From an energetic point of view, the reduction of glycerol production in the RQ-controlled fermentation could also have resulted in an imbalance for ATP, since ATP production decreased due to a higher biomass yield and a lower ethanol yield. As previously, the increasing oxygen consumption may have balanced the cell energetics. Our data could then suggest a protective role of glycerol against ethanolic stress during ethanolic fermentation. It is well-known that glycerol formation in yeast is a response to the osmotic pressure of the medium (4, 16). Increasing glycerol production was also reported after submitting yeast cells to heat shock (12, 20). A growth-coupled glycerol formation was also reported to be enhanced during aerobic ethanolic fermentation with increasing temperatures within the range of 27 to 33°C, whereas a decoupling phenomenon occurred above 33°C, pointing out a possible role of glycerol in yeast thermal protection (1).
The industrial ethanol production industry is increasingly interested in the reduction of fermentation by-products, such as glycerol, since the price of the sugar source is a very important criterion for evaluation of the economic process. The hope is to increase the ethanol yield by minimizing glycerol production during ethanol fermentation. The data here showed that reducing the glycerol yield by 50% by glucose feeding monitoring led to a 20% decrease in the ethanol yield to the benefit of biomass (30%), acetate, and succinate compared to the reference fermentation (Table 1). When the formation of glycerol was reduced in a microaerobic ethanolic fermentation in continuous culture by a carefully controlled oxygenation, a decrease in the ethanol yield was also observed (8). RQ-controlled fermentation led to a lower maximum specific ethanol production rate and average ethanol productivity; however, it was possible to reach high ethanol production (85 g · liter1 in 30 h). The obtained mass ratio of ethanol production to glycerol production of 50 was the highest among the highly productive ethanol production processes reported in the literature (within 10 to 20) (33, 39). Previous attempts at reducing the glycerol formation by construction of mutant strains were reported in the literature (18, 19). The authors succeeded in increasing the ethanol yield by 10% with a 38% lower glycerol yield in anaerobic cultivations by changing the cofactor requirement in amino acid synthesis (18). Mutant strains impaired in glycerol synthesis were also obtained by deleting the glycerol dehydrogenase isoenzymes GPD1 (glycerol 3-phosphate dehydrogenase isoform 1) and GPD2 (19). Under aerobic conditions, this deletion resulted in a 12% increase in the ethanol yield with no glycerol production and higher acetate and succinate yields, but it also resulted in a dramatic reduction in the maximum specific growth rate and biomass formation. However, these two types of mutant strains led to poor ethanol production, since 10 g liter1 ethanol were produced in 16 h with no glycerol under aerobic conditions (19) and in 30 h with 1.3 g liter1 glycerol in anaerobic cultivations (18).

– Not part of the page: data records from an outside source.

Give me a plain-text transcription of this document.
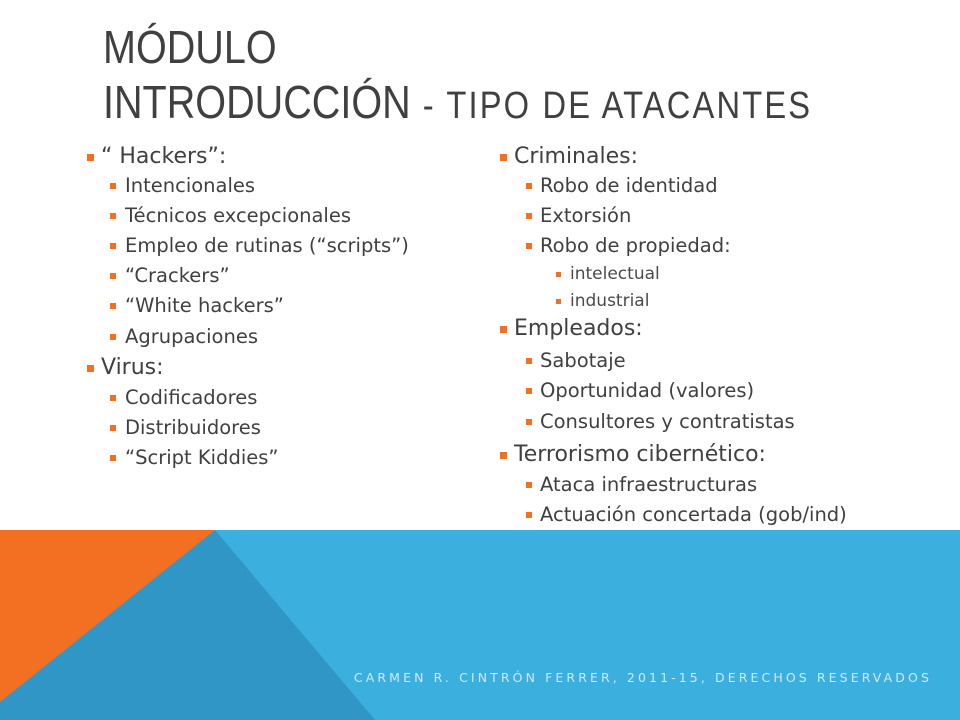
MÓDULO
INTRODUCCIÓN - TIPO DE ATACANTES
“ Hackers”:
Intencionales
Técnicos excepcionales
Empleo de rutinas (“scripts”)
“Crackers”
“White hackers”
Agrupaciones
Virus:
Codificadores
Distribuidores
“Script Kiddies”
Criminales:
Robo de identidad
Extorsión
Robo de propiedad:
intelectual
industrial
Empleados:
Sabotaje
Oportunidad (valores)
Consultores y contratistas
Terrorismo cibernético:
Ataca infraestructuras
Actuación concertada (gob/ind)
CARMEN R. CINTRÓN FERRER, 2011-15, DERECHOS RESERVADOS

We showed here that it was possible to reduce glycerol production in very high-performance ethanolic fermentation process by monitoring the glucose feeding and that metabolic models may be valuable tools for predicting optimal experimental conditions. However, the microbiological engineering and metabolic engineering approaches cited above showed that managing glycerol production during ethanol fermentation remains challenging. Strategies will have to deal with metabolic and stress management issues in highly productive systems, since viable biomass formation is critical in achieving high-performance ethanolic fermentation.